One of the major benefits of the extended dual-focus imaging method is that the advantages of robustness in detection performance of ratiometric method is preserved. As the conventional dual-focus optics features simplicity in calculation with no computation load unlike those encountered in parametric methods, the proposed method also exploits this simplicity, by directly implementing the process of conventional dual-focus optics scheme.

Additionally, extending the axial range by oscillating the objective lens does not cause additional intensity loss, which is inevitable in many multiplane imaging systems, because of splitting optical paths and introducing relay lenses [33]. Since the intensity issue is critical for vesicle tracking tasks in the field of live cell imaging, in which the intensities of the biomarkers attached to the target particle are not always captured with sufficient photons [34,35], conserving the quantity of photons in each image plane makes the suggested method promising for various live cell imaging conditions. Therefore, with the proposed method, it is expected that small vesicles which are not detectable in other multiplane imaging systems can be captured and tracked. Hence, a large dataset of vesicle trajectories in a single cell could be constructed, for further analysis using, for example, a machine learning approach [36].

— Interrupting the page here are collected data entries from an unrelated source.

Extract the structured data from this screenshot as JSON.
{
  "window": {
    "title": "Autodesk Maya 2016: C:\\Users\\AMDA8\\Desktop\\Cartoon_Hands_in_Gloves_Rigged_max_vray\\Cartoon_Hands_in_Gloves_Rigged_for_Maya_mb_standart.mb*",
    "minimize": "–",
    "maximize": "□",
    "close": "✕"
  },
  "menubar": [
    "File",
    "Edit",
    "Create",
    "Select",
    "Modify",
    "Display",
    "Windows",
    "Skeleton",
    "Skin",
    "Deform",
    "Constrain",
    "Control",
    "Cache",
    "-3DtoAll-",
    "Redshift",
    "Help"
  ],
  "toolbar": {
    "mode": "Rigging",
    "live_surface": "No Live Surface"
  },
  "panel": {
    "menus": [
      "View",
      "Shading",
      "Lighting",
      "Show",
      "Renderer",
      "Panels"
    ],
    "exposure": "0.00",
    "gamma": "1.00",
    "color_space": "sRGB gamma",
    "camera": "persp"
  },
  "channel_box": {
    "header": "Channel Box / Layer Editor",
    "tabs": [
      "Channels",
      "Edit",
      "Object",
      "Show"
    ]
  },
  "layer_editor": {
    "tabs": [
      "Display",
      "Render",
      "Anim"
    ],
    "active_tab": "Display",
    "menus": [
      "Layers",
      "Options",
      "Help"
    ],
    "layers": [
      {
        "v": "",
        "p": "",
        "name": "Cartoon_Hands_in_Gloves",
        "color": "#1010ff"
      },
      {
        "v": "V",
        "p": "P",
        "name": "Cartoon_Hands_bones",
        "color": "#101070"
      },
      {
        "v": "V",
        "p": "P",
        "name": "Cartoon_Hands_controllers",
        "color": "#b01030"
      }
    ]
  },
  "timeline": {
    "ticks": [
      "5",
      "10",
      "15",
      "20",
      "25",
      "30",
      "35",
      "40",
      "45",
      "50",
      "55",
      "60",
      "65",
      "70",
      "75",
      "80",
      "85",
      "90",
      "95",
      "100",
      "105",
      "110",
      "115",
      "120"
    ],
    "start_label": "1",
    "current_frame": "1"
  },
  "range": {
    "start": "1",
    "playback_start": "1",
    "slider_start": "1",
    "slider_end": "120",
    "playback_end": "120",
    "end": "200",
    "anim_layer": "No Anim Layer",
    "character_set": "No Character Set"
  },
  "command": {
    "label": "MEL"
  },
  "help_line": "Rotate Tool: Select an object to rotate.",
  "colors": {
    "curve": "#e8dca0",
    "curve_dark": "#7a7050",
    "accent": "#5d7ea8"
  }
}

Furthermore, the expandability can be considered to be another merit of the proposed method. Although we presented an example of a vesicle that traveled along an axial range of approximately from 0 $\mathsf{\mu }$$\mathrm{m}$ to 2 $\mathsf{\mu }$$\mathrm{m}$ in axial range as an example case, it is possible to expand the trackable range, simply by adding more steps in the objective lens oscillation. Since the desired detection accuracy range on the calibration curve can be determined based on the suggested concept of conversion resolution, users can easily customize the extended dual-focus imaging method according to their required depth and desirable localization accuracy.

5. Conclusions

In this work, we suggested an extended dual-focus imaging microscopy system that combines the ratiometric method of dual-focus optics approach and the objective lens oscillation. The main concept of this proposed method is simply that a pair of biplane images are recorded multiple times in accordance with the axial movement of the objective lens. Our work can be interpreted as the first attempt to clarify and overcome the limitation of conventional biplane method with the detailed analysis of detection resolution and range. As a result, we showed an improved ratiometric-based dual-focus imaging system covering longer axial range with fine resolution simultaneously. To best utilize the robustness in detection of the ratiometric method, the distance between two focal planes employed at the same time and the amplitude of the objective lens oscillation were determined as the prerequisite parameters for construction of the imaging system. To do this, the focal spacing was determined from a point source microscope simulation, so as to secure the largest range for the calibration between the intensity ratios and axial position. Further, the objective lens amplitude was estimated as the modified axial range of the calibration curve, which can be regulated by the user according to the desired detection error. As a representative application of the imaging experiment using the proposed method, an endocytic vesicle in KPL-4 human breast cancer cell labeled by quantum dot was successfully tracked for a long axial range.

As a future work, based on the suggested imaging method, we plan to collect a large dataset of endocytic vesicle movements, so as to analyze the pattern of long-range endocytosis in conjunction with the movement characteristics of the motor proteins.